Lucene輕量級搜尋引擎,真的太強了!!!Solr 和 ES 都是基於它

孙半仙人發表於2024-03-11

原文網址 : https://www.cnblogs.com/sun2020/p/18067127

Solr

一、基礎知識

1、Lucene 是什麼

Lucene 是一個本地全文搜尋引擎,Solr 和 ElasticSearch 都是基於 Lucene 的封裝

Lucene 適合那種輕量級的全文搜尋,我就是伺服器資源不夠,如果上 ES 的話會很佔用伺服器資源,所有就選擇了 Lucene 搜尋引擎

2、倒排索引原理

全文搜尋的原理是使用了倒排索引,那麼什麼是倒排索引呢?

先透過中文分詞器,將文件中包含的關鍵字全部提取出來，比如我愛中國，會透過分詞器分成我，愛，中國，然後分別對應‘我愛中國’
然後再將關鍵字與文件的對應關係儲存起來
最後對關鍵字本身做索引排序

3、與傳統資料庫對比

Lucene	DB
資料庫表（table）	索引(index)
行（row）	文件(document）
列（column）	欄位(field）

4、資料型別

常見的欄位型別

StringField：這是一個不可分詞的字串欄位型別，適用於精確匹配和排序。
TextField：這是一個可分詞的字串欄位型別，適用於全文搜尋和模糊匹配。
IntField、LongField、FloatField、DoubleField：這些是數值欄位型別，用於儲存整數和浮點數。
DateField：這是一個日期欄位型別，用於儲存日期和時間。
BinaryField：這是一個二進位制欄位型別，用於儲存二進位制資料，如圖片、檔案等。
StoredField：這是一個儲存欄位型別，用於儲存不需要被索引的原始資料，如文件的內容或其他附加資訊。

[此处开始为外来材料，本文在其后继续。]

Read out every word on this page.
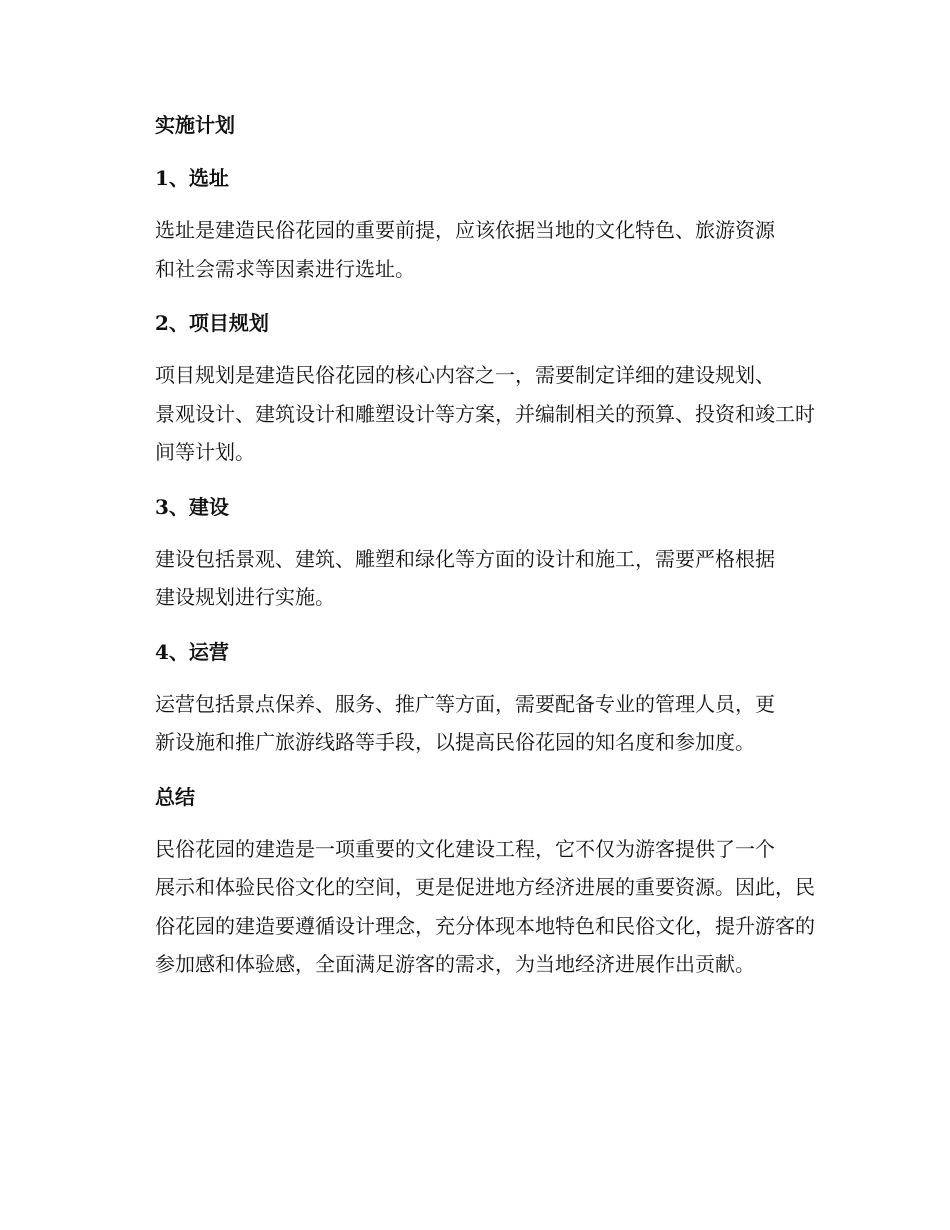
实施计划

1、选址

选址是建造民俗花园的重要前提，应该依据当地的文化特色、旅游资源
和社会需求等因素进行选址。

2、项目规划

项目规划是建造民俗花园的核心内容之一，需要制定详细的建设规划、
景观设计、建筑设计和雕塑设计等方案，并编制相关的预算、投资和竣工时
间等计划。

3、建设

建设包括景观、建筑、雕塑和绿化等方面的设计和施工，需要严格根据
建设规划进行实施。

4、运营

运营包括景点保养、服务、推广等方面，需要配备专业的管理人员，更
新设施和推广旅游线路等手段，以提高民俗花园的知名度和参加度。

总结

民俗花园的建造是一项重要的文化建设工程，它不仅为游客提供了一个
展示和体验民俗文化的空间，更是促进地方经济进展的重要资源。因此，民
俗花园的建造要遵循设计理念，充分体现本地特色和民俗文化，提升游客的
参加感和体验感，全面满足游客的需求，为当地经济进展作出贡献。
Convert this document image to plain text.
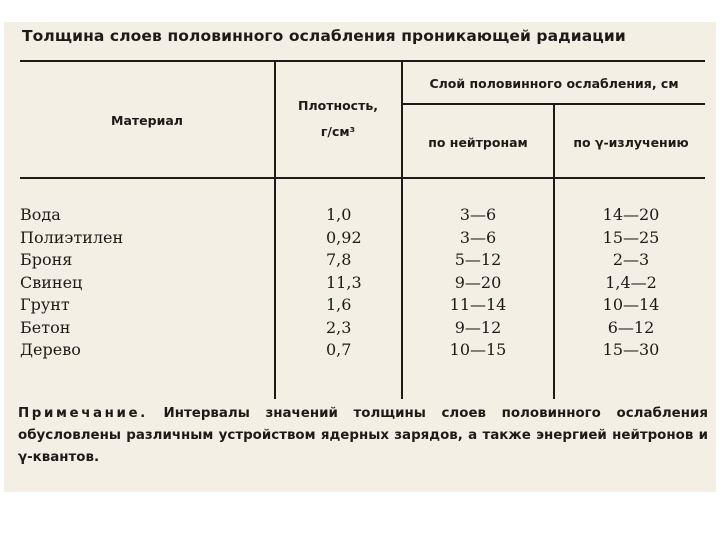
Толщина слоев половинного ослабления проникающей радиации
Материал
Плотность,
г/см³
Слой половинного ослабления, см
по нейтронам	по γ-излучению
Вода	1,0	3—6	14—20
Полиэтилен	0,92	3—6	15—25
Броня	7,8	5—12	2—3
Свинец	11,3	9—20	1,4—2
Грунт	1,6	11—14	10—14
Бетон	2,3	9—12	6—12
Дерево	0,7	10—15	15—30
Примечание. Интервалы значений толщины слоев половинного ослабления обусловлены различным устройством ядерных зарядов, а также энергией нейтронов и γ-квантов.
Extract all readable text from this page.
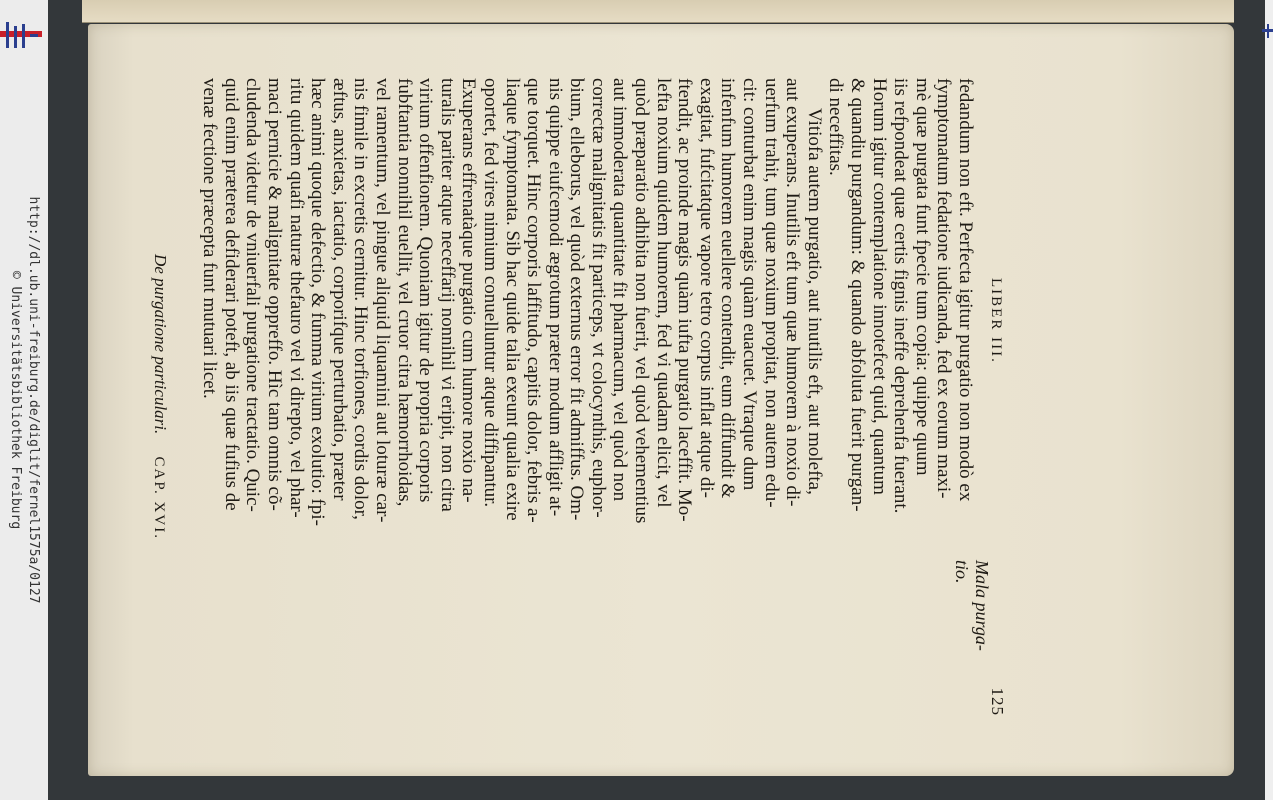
http://dl.ub.uni-freiburg.de/diglit/fernel1575a/0127
© Universitätsbibliothek Freiburg	LIBER III.
125

fedandum non eft. Perfecta igitur purgatio non modò ex
fymptomatum fedatione iudicanda, fed ex eorum maxi-
mè quæ purgata funt fpecie tum copia: quippe quum
iis refpondeat quæ certis fignis ineffe deprehenfa fuerant.
Horum igitur contemplatione innotefcet quid, quantum
& quandiu purgandum: & quando abfoluta fuerit purgan-
di neceffitas.

Vitiofa autem purgatio, aut inutilis eft, aut molefta,
aut exuperans. Inutilis eft tum quæ humorem à noxio di-
uerfum trahit, tum quæ noxium propitat, non autem edu-
cit: conturbat enim magis quàm euacuet. Vtraque dum
infenfum humorem euellere contendit, eum diffundit &
exagitat, fufcitatque vapore tetro corpus inflat atque di-
ftendit, ac proinde magis quàm iufta purgatio laceffit. Mo-
lefta noxium quidem humorem, fed vi quadam elicit, vel
quòd præparatio adhibita non fuerit, vel quòd vehementius
aut immoderata quantitate fit pharmacum, vel quòd non
correctæ malignitatis fit particeps, vt colocynthis, euphor-
bium, elleborus, vel quòd externus error fit admiffus. Om-
nis quippe eiufcemodi ægrotum præter modum affligit at-
que torquet. Hinc corporis laffitudo, capitis dolor, febris a-
liaque fymptomata. Sib hac quide talia exeunt qualia exire
oportet, fed vires nimium conuelluntur atque diffipantur.
Exuperans effrenatàque purgatio cum humore noxio na-
turalis pariter atque neceffarij nonnihil vi eripit, non citra
virium offenfionem. Quoniam igitur de propria corporis
fubftantia nonnihil euellit, vel cruor citra hæmorrhoidas,
vel ramentum, vel pingue aliquid liquamini aut loturæ car-
nis fimile in excretis cernitur. Hinc torfiones, cordis dolor,
æftus, anxietas, iactatio, corporifque perturbatio, præter
hæc animi quoque defectio, & fumma virium exolutio: fpi-
ritu quidem quafi naturæ thefauro vel vi direpto, vel phar-
maci pernicie & malignitate oppreffo. Hìc tam omnis cõ-
cludenda videtur de vniuerfali purgatione tractatio. Quic-
quid enim præterea defiderari poteft, ab iis quæ fufius de
venæ fectione præcepta funt mutuari licet.

De purgatione particulari. CAP. XVI.
Mala purga-tio.
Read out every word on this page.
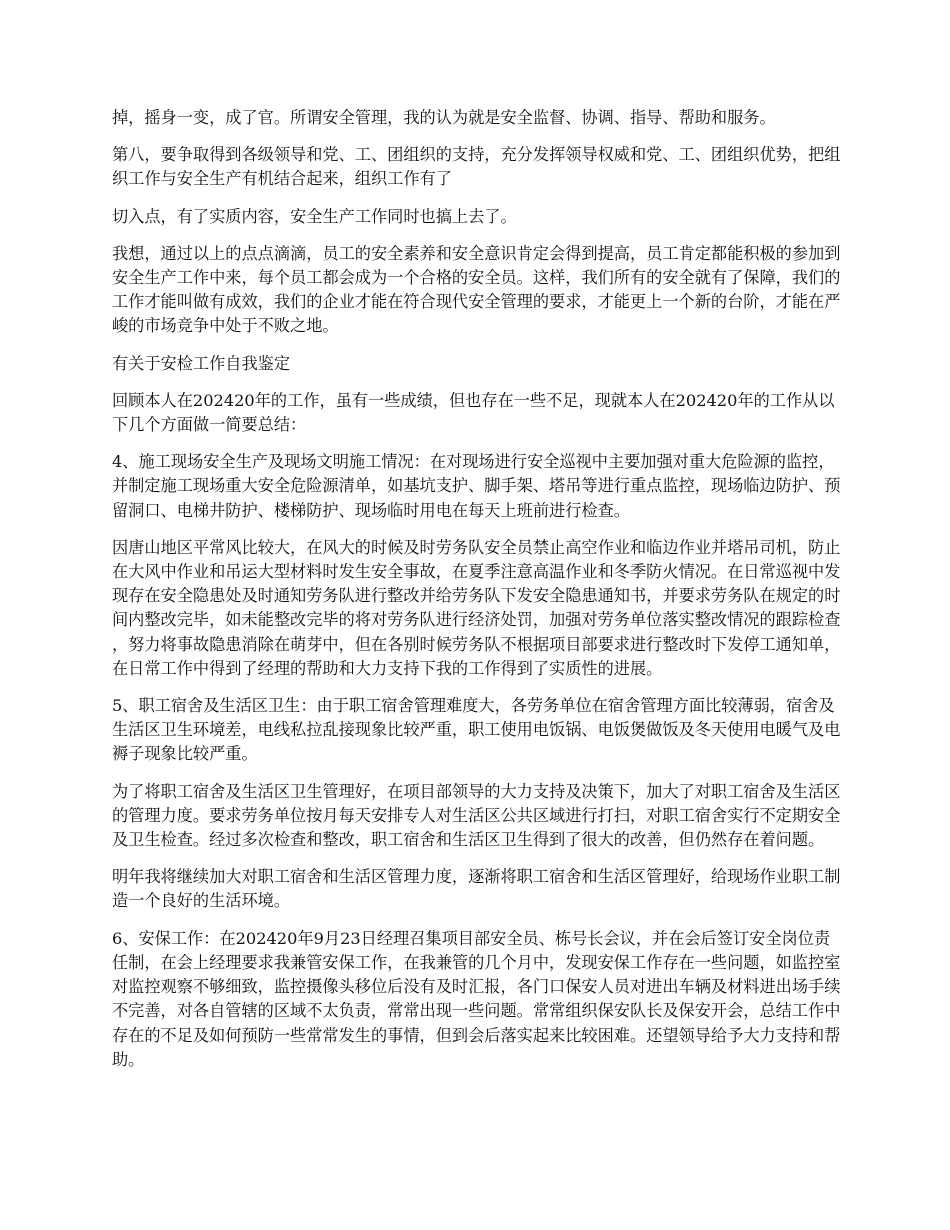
掉，摇身一变，成了官。所谓安全管理，我的认为就是安全监督、协调、指导、帮助和服务。

第八，要争取得到各级领导和党、工、团组织的支持，充分发挥领导权威和党、工、团组织优势，把组织工作与安全生产有机结合起来，组织工作有了

切入点，有了实质内容，安全生产工作同时也搞上去了。

我想，通过以上的点点滴滴，员工的安全素养和安全意识肯定会得到提高，员工肯定都能积极的参加到安全生产工作中来，每个员工都会成为一个合格的安全员。这样，我们所有的安全就有了保障，我们的工作才能叫做有成效，我们的企业才能在符合现代安全管理的要求，才能更上一个新的台阶，才能在严峻的市场竞争中处于不败之地。

有关于安检工作自我鉴定

回顾本人在202420年的工作，虽有一些成绩，但也存在一些不足，现就本人在202420年的工作从以下几个方面做一简要总结：

4、施工现场安全生产及现场文明施工情况：在对现场进行安全巡视中主要加强对重大危险源的监控，并制定施工现场重大安全危险源清单，如基坑支护、脚手架、塔吊等进行重点监控，现场临边防护、预留洞口、电梯井防护、楼梯防护、现场临时用电在每天上班前进行检查。

因唐山地区平常风比较大，在风大的时候及时劳务队安全员禁止高空作业和临边作业并塔吊司机，防止在大风中作业和吊运大型材料时发生安全事故，在夏季注意高温作业和冬季防火情况。在日常巡视中发现存在安全隐患处及时通知劳务队进行整改并给劳务队下发安全隐患通知书，并要求劳务队在规定的时间内整改完毕，如未能整改完毕的将对劳务队进行经济处罚，加强对劳务单位落实整改情况的跟踪检查，努力将事故隐患消除在萌芽中，但在各别时候劳务队不根据项目部要求进行整改时下发停工通知单，在日常工作中得到了经理的帮助和大力支持下我的工作得到了实质性的进展。

5、职工宿舍及生活区卫生：由于职工宿舍管理难度大，各劳务单位在宿舍管理方面比较薄弱，宿舍及生活区卫生环境差，电线私拉乱接现象比较严重，职工使用电饭锅、电饭煲做饭及冬天使用电暖气及电褥子现象比较严重。

为了将职工宿舍及生活区卫生管理好，在项目部领导的大力支持及决策下，加大了对职工宿舍及生活区的管理力度。要求劳务单位按月每天安排专人对生活区公共区域进行打扫，对职工宿舍实行不定期安全及卫生检查。经过多次检查和整改，职工宿舍和生活区卫生得到了很大的改善，但仍然存在着问题。

明年我将继续加大对职工宿舍和生活区管理力度，逐渐将职工宿舍和生活区管理好，给现场作业职工制造一个良好的生活环境。

6、安保工作：在202420年9月23日经理召集项目部安全员、栋号长会议，并在会后签订安全岗位责任制，在会上经理要求我兼管安保工作，在我兼管的几个月中，发现安保工作存在一些问题，如监控室对监控观察不够细致，监控摄像头移位后没有及时汇报，各门口保安人员对进出车辆及材料进出场手续不完善，对各自管辖的区域不太负责，常常出现一些问题。常常组织保安队长及保安开会，总结工作中存在的不足及如何预防一些常常发生的事情，但到会后落实起来比较困难。还望领导给予大力支持和帮助。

Lucene 分詞器是將文字內容分解成單獨的詞彙（term）的工具。Lucene 提供了多種分詞器，其中一些常見的包括

StandardAnalyzer：這是 Lucene 預設的分詞器，它使用 UnicodeText 解析器將文字轉換為小寫字母，並且根據空格、標點符號和其他字元來進行分詞。
CJKAnalyzer：這個分詞器專門為中日韓語言設計，它可以正確地處理中文、日文和韓文的分詞。
KeywordAnalyzer：這是一個不分詞的分詞器，它將輸入的文字作為一個整體來處理，常用於處理精確匹配的情況。
SimpleAnalyzer：這是一個非常簡單的分詞器，它僅僅按照非字母字元將文字分割成小寫詞彙。
WhitespaceAnalyzer：這個分詞器根據空格將文字分割成小寫詞彙，不會進行任何其他的處理。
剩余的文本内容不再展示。